İyi Kitap

Çocuk ve Gençlik Kitapları Dergisi

Serbes’ten beklenmedik bir kitap

Serbes’ten beklenmedik bir kitap

Semih GÜMÜŞ

Ortak Okumalar’ın bu ayki konuğu, Ankara polisiyeleri yazarı olarak bilinen ve genç kuşak polisiye yazarları içinde iyi polisiyenin, iyi edebiyat olduğunu kanıtlayan Emrah Serbes.

Yazılanların birbirine yakın duruşu yanı sıra, yeni anlatım biçimleri arayıp bulma konusundaki merak ve çaba eksikliği, edebiyatımızın öncelikli tartışma konuları arasında sayılabilir. Ortak özellikleri belirgin öykülerin aynı zamanda yerleşik bir dili olağan bir üslup içinde dile getirmesi, sonunda umulan renklerin ortaya çıkamamasına neden oluyor. Bu yüzden Emrah Serbes’in Erken Kaybedenler kitabındaki öyküler, bir pencereden içeriye giren taze hava gibi gelebilir.

İlk iki romanında Emrah Serbes’in bir Ankara polisiyeleri yazarı olarak okunmaya başladığını, ama bu arada büyük bir ilgiyle karşılandığını da bilince, Erken Kaybedenler beklenmedik bir kitap oldu. Okunduğu günlerde hemen iki ayrı yoruma uğradı. Emrah Serbes’in anlatım biçiminin yazınsal dilin dolayımından âdeta kurtulup konuşma dilinin akıcılığına savrulduğu, düz anlatımı içinde dolayısıyla nitelikli edebiyattan uzaklaştığı, gerçekten güldüren mizahının da bu gündelik dilden güç aldığı biçimindeki yorumun Erken Kaybedenler’i sıradanlaştırdığı söylenebilir. Böyle bakınca da, bu oldukça ilgi çekici kitabın genç kuşağın kendini yenileme çabası içinde kayda değer bir yeri olmayacağı da belirtilebilir.

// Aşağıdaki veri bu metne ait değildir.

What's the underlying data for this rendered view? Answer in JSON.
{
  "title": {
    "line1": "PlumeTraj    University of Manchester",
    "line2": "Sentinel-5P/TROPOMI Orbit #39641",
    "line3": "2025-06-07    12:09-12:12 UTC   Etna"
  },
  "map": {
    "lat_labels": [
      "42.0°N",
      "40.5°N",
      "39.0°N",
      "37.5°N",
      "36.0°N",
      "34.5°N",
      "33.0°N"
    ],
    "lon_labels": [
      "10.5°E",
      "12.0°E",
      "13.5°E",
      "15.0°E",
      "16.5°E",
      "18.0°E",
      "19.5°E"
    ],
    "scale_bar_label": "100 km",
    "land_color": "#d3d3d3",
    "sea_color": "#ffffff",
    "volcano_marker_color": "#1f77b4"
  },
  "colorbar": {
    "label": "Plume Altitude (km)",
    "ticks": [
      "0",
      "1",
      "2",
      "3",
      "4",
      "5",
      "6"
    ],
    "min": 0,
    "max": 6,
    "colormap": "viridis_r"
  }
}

Öte yandan, Erken Kaybedenler’in belli bir çizgide kararlılık göstermekle birlikte, kendini yenileme sıkıntısı çeken öykücülüğümüz için alışılmadık bir anlatım biçimi getirdiği yorumu da var ki, bunun daha geçerli olduğunu düşünüyorum. Sonunda adı hikâye olan türün epeyce uzun zamandan beri hikâye anlatmaktan uzaklaştığını söyleyebilir miyiz! Erken Kaybedenler her öyküde, hem de edebiyatımızda eksikliği adamakıllı hissedilen gençlerin dünyasını anlatmayı başlıca sorunu olarak görmüşse, bunun ayırt edici bir özellik olduğu kuşkusuz. Üstelik anlatılanlar ergenlik hikâyeleridir. Edebiyatımızda anlatılmamış ilkgençlik hikâyelerini, üstelik bambaşka bir bakış açısıyla anlatıyor Emrah Serbes.

BİLİNENİ HİKÂYE ETMEK
Erken Kaybedenler’de yer alan sekiz öykünün her birinin ilgi çekici bir hikâyesi var; bu arada hikâyelerin kahramanları çok çeşitli olsa da, taşıdıkları bir dizi ortak özellikle birbirlerine çok da benziyor. Düpedüz ‘fırlama’ bir tiptir anlatılan, onu tanımlayan sözcükler gibi sürekli argo ya da küfürlü konuşur. Daha doğrusu, o zaten doğal olarak öyle konuşmaktadır, konuşma dili ‘sokak çocuğu’ dilidir ve elbette tanıdıktır.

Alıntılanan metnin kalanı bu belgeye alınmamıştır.